Number of Observations Read 58575
Number of Observations Used 58575
Missing Response 0
Missing Fixed Effects 0
Missing Random Effects 0
Missing Subject Effects 0
Missing Group Effects 0
Negative Response 0


Response Profile
Ordered
Value
outcomeClassN Total
Frequency
1 0 23343
2 1 23846
3 2 7283
4 3 4103
In modeling category probabilities, outcomeClassN='0' serves as the reference category.


Dimensions
G-side Cov.
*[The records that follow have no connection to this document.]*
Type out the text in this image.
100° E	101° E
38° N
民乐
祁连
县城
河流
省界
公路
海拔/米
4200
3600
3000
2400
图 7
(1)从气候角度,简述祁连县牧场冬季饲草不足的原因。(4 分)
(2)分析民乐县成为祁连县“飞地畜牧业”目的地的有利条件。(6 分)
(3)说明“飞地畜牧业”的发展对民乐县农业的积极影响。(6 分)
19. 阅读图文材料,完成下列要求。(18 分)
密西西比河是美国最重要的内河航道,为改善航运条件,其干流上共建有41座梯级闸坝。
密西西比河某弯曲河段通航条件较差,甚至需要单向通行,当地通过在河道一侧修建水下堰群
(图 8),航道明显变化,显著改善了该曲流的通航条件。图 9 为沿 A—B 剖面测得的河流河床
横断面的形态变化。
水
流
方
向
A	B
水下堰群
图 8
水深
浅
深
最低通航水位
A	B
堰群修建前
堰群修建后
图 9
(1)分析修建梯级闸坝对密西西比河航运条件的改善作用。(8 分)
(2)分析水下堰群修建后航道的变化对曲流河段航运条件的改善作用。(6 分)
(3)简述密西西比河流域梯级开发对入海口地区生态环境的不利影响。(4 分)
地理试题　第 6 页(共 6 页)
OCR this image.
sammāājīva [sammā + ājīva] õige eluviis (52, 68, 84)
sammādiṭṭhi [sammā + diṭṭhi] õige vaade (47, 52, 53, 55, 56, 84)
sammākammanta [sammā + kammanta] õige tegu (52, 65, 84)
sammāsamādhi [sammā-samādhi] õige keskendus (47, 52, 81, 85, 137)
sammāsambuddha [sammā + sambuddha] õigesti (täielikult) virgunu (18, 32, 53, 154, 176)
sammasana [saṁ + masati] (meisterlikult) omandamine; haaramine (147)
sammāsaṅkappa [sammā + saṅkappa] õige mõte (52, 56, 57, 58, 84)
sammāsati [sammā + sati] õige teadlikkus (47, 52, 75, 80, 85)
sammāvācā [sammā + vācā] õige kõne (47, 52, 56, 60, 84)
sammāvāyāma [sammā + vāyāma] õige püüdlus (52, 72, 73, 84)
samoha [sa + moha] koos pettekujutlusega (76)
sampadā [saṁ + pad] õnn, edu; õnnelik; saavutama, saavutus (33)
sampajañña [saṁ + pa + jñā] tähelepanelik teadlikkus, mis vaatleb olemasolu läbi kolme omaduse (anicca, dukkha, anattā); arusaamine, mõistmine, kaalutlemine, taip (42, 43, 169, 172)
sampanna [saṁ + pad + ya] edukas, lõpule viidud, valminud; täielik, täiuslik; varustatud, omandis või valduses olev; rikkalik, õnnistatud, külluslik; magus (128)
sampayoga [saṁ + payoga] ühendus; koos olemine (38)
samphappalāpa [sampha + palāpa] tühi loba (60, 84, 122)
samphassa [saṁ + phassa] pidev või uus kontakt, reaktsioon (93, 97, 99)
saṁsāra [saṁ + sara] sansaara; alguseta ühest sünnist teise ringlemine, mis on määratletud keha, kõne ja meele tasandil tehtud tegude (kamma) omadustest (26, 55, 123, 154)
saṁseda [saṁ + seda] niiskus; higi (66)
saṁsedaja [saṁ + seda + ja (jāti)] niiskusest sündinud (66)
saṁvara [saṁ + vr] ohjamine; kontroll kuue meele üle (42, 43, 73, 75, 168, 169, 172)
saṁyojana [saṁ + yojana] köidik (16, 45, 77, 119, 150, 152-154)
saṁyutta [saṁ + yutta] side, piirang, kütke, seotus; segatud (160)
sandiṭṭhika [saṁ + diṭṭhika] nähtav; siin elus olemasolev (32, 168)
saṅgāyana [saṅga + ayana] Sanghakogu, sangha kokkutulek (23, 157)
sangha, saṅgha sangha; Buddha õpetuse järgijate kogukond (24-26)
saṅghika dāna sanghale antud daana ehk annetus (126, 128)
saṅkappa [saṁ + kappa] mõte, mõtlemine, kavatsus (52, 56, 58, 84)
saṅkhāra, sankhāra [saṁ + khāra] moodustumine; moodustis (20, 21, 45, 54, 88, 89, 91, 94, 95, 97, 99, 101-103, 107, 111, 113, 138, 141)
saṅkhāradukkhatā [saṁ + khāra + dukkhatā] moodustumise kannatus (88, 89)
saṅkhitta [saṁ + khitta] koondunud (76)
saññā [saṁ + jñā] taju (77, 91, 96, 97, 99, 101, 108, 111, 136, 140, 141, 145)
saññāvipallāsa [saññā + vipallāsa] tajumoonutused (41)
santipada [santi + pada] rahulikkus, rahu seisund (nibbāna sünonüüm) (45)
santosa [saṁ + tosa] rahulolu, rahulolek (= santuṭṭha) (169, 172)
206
Parameters 4
Columns in X 96
Columns in Z per Subject 4
Subjects (Blocks in V) 16380
Max Obs per Subject 9


Optimization Information
Optimization Technique Dual Quasi-Newton
Parameters in Optimization 4
Equality Constraints 1
Lower Boundaries 4
Upper Boundaries 1
Fixed Effects Profiled
Starting From GLM estimates
SteveDenham
Jade | Level 19

This looks good.  The thing to remember is that because the linearization is around the mean that the estimates (lsmeans, ORs, etc.) are going to be less likely to be out toward the extremes.  My brain is a bit sluggish this morning, and I don't recall why, but a visit to the documentation makes it clear that RMPL expands the linearization around the expected value of the random effects (gamma = 0).  With only one random effect in your model, I doubt that the marginal estimates obtained are badly biased in any way.

 

SteveDenham

Kastchei
Pyrite | Level 9

Thank you, Steve, for all your help!  I've been running the models using quad over the weekend, so luckily they are almost done.